It wasn’t supposed to be like this at all for France’s Socialist Party.

Out of office for nine years (and out of the presidency for 16), next year’s elections are supposed to be their big opportunity, and yesterday was the official announcement of the candidates to compete in the Socialist presidential primary in October.

Nor is it an undistinguished field: party secretary Martine Aubry, her predecessor François Hollande, 2007 presidential candidate Ségolène Royal, two lesser lights of the Socialist party, Arnaud Montebourg and Manuel Valls, and Jean-Michel Baylet, head of the Left Radical Party, a junior partner of the Socialists which will also participate in the primaries.

But no one is talking about the primaries; instead, all the focus is on the continuing saga of Dominique Strauss-Kahn, who was front-runner for the Socialists’ nomination (and the election) until he was arrested in New York in May on charges of r-pe and s-xual assault — forcing his resignation as head of the IMF and apparently ending his political career.

The case in New York has since run into major problems, but Strauss-Kahn also faces problems back home, with a complaint of attempted r-pe made against him by French journalist Tristan Banon, based on an incident in 2002. Now Banon’s mother, Anne Mansouret, has told her story of also having had s-x with Strauss-Kahn, an experience that she says was consensual but which she apparently found deeply unsatisfactory.

The Socialist Party would dearly love to just cut itself loose from this whole soap opera, but the party establishment is much too deeply entwined with many of the personnel — Mansouret herself is a Socialist politician, and had at one point declared her own candidacy for the nomination.
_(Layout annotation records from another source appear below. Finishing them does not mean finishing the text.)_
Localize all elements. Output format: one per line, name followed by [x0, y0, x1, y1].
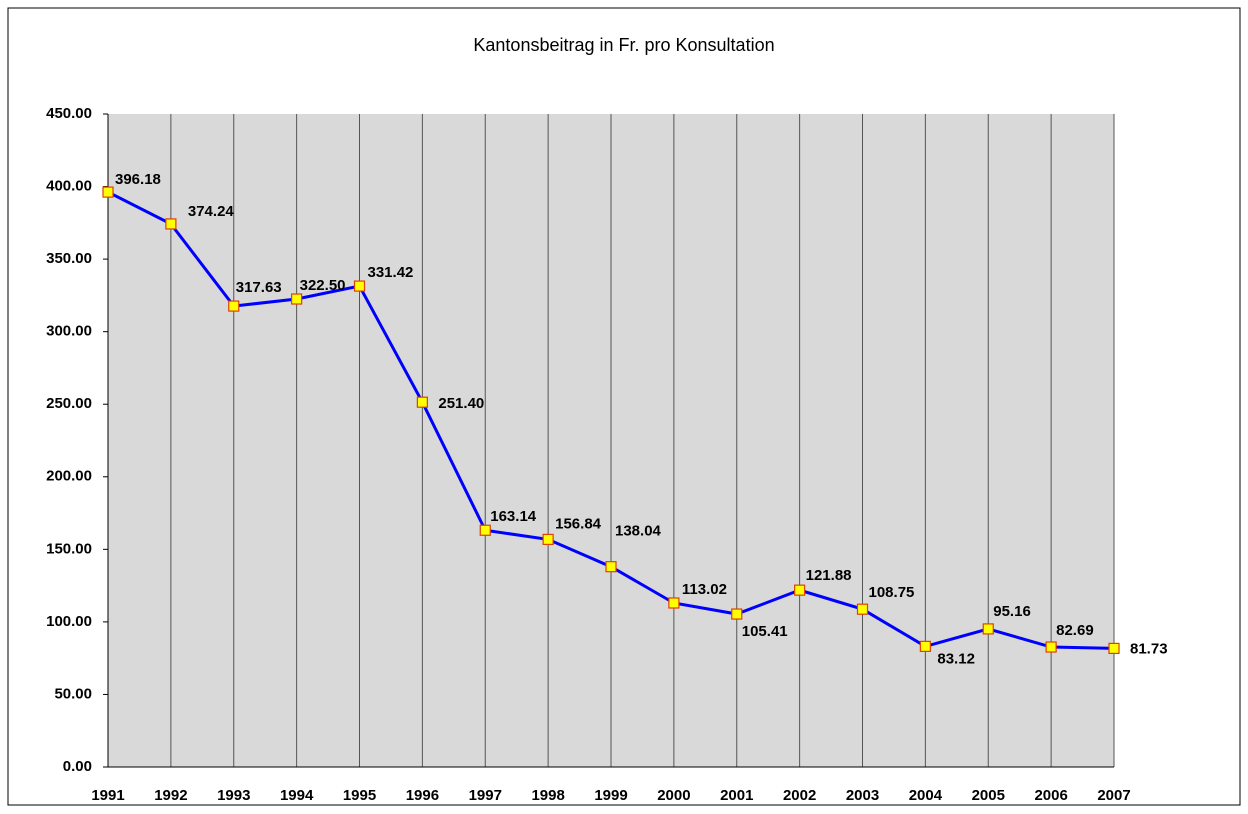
x-tick-label: 1995 — [343, 787, 376, 804]
x-tick-label: 1994 — [280, 787, 314, 804]
x-tick-label: 2007 — [1097, 787, 1130, 804]
data-label: 317.63 — [236, 279, 282, 296]
data-point — [1045, 641, 1057, 653]
x-tick-label: 1992 — [154, 787, 187, 804]
x-tick-label: 2003 — [846, 787, 879, 804]
data-label: 322.50 — [300, 277, 346, 294]
chart-title: Kantonsbeitrag in Fr. pro Konsultation — [473, 35, 774, 55]
data-label: 121.88 — [806, 567, 852, 584]
x-tick-label: 1999 — [594, 787, 627, 804]
data-point — [668, 597, 680, 609]
data-label: 81.73 — [1130, 640, 1168, 657]
x-tick-label: 2002 — [783, 787, 816, 804]
x-tick-label: 1993 — [217, 787, 250, 804]
y-tick-label: 450.00 — [46, 105, 92, 122]
y-tick-label: 0.00 — [63, 758, 92, 775]
y-tick-label: 200.00 — [46, 468, 92, 485]
y-tick-label: 400.00 — [46, 178, 92, 195]
x-tick-label: 2000 — [657, 787, 690, 804]
data-label: 163.14 — [490, 508, 537, 525]
data-label: 374.24 — [188, 203, 235, 220]
data-point — [1108, 642, 1120, 655]
data-label: 138.04 — [615, 523, 662, 540]
x-tick-label: 2005 — [972, 787, 1005, 804]
x-tick-label: 2006 — [1034, 787, 1067, 804]
data-point — [731, 608, 743, 620]
data-label: 82.69 — [1056, 622, 1094, 639]
data-point — [416, 396, 428, 408]
data-label: 83.12 — [937, 650, 975, 667]
x-tick-label: 1997 — [469, 787, 502, 804]
data-point — [982, 623, 994, 635]
data-point — [542, 533, 554, 546]
x-tick-label: 2004 — [909, 787, 943, 804]
data-label: 156.84 — [555, 515, 602, 532]
data-point — [919, 640, 931, 652]
x-tick-label: 2001 — [720, 787, 753, 804]
data-point — [794, 584, 806, 596]
data-point — [228, 300, 240, 312]
y-tick-label: 300.00 — [46, 323, 92, 340]
data-point — [479, 524, 491, 536]
data-label: 396.18 — [115, 171, 161, 188]
x-tick-label: 1996 — [406, 787, 439, 804]
data-label: 113.02 — [682, 581, 727, 598]
data-label: 251.40 — [438, 395, 484, 412]
data-label: 331.42 — [368, 264, 414, 281]
y-tick-label: 250.00 — [46, 395, 92, 412]
y-tick-label: 350.00 — [46, 250, 92, 267]
y-tick-label: 100.00 — [46, 613, 92, 630]
x-tick-label: 1991 — [91, 787, 124, 804]
data-point — [102, 186, 114, 198]
data-point — [291, 293, 303, 305]
data-point — [165, 218, 177, 230]
data-point — [353, 280, 366, 292]
data-label: 105.41 — [742, 623, 788, 640]
data-point — [605, 561, 617, 573]
x-tick-label: 1998 — [531, 787, 564, 804]
y-tick-label: 150.00 — [46, 540, 92, 557]
y-tick-label: 50.00 — [54, 685, 92, 702]
data-label: 95.16 — [993, 603, 1031, 620]
data-point — [856, 603, 869, 615]
data-label: 108.75 — [869, 584, 915, 601]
Now Hollande has been drawn into the net, being interviewed yesterday by police in Paris as to his knowledge of Banon’s complaint.
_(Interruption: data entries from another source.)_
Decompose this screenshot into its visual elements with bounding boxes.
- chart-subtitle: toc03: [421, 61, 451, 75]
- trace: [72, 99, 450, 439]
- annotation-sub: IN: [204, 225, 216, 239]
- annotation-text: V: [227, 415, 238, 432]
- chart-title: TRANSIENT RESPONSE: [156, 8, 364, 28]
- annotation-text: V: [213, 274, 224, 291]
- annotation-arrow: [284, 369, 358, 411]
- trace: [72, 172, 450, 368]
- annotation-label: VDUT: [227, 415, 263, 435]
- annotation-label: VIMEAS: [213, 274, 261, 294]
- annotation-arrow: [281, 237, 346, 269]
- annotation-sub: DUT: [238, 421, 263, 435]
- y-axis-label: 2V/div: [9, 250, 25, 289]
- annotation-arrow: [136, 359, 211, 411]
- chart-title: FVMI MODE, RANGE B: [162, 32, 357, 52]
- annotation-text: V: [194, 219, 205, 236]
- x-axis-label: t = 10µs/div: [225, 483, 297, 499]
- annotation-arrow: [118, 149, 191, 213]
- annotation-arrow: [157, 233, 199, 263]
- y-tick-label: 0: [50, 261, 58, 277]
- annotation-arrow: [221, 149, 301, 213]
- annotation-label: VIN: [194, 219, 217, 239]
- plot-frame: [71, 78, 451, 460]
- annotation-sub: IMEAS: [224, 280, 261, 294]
Hollande has come out fighting, saying that the case did not involve him, that he had requested to be interviewed as soon as possible in order to clear the air: “It’s an affair that concerns two people, and in no way the Socialist Party and in no way its secretary of the time.” He threatened legal action against those who attempt to implicate him in the case.
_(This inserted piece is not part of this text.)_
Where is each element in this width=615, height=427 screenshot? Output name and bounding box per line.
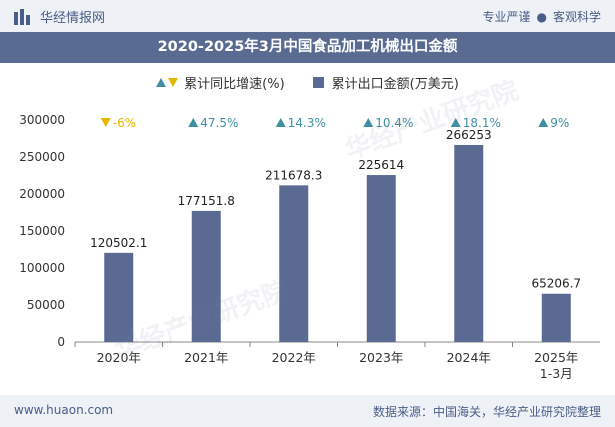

The Hollande camp claims a conspiracy, accusing Le Figaro of manipulating the latest revelations for political purposes. Aubry has also offered him her support, citing the British scandal surrounding News Corporation and the need to avoid media sensationalism. Despite all this, opinion polls are still showing the Socialists to be reasonably well placed for the election. Prior to the latest developments, Hollande was holding a narrow lead over Aubry, with Royal a distant third; in turn he was neck-and-neck in a hypothetical match with incumbent Nicolas Sarkozy.

Open primaries are always a risky business. The Socialists in the past have chosen their candidate by a nationwide vote of party members (that’s how Royal got the job last time despite the establishment’s scepticism). This time the process is being opened even wider, with any French voter able to participate on declaring their allegiance to the left and paying one euro to help defray costs.

That’s a commendable expression of faith in democracy. Let’s hope that it’s rewarded, and that French voters look beyond the headlines to the serious choice ahead.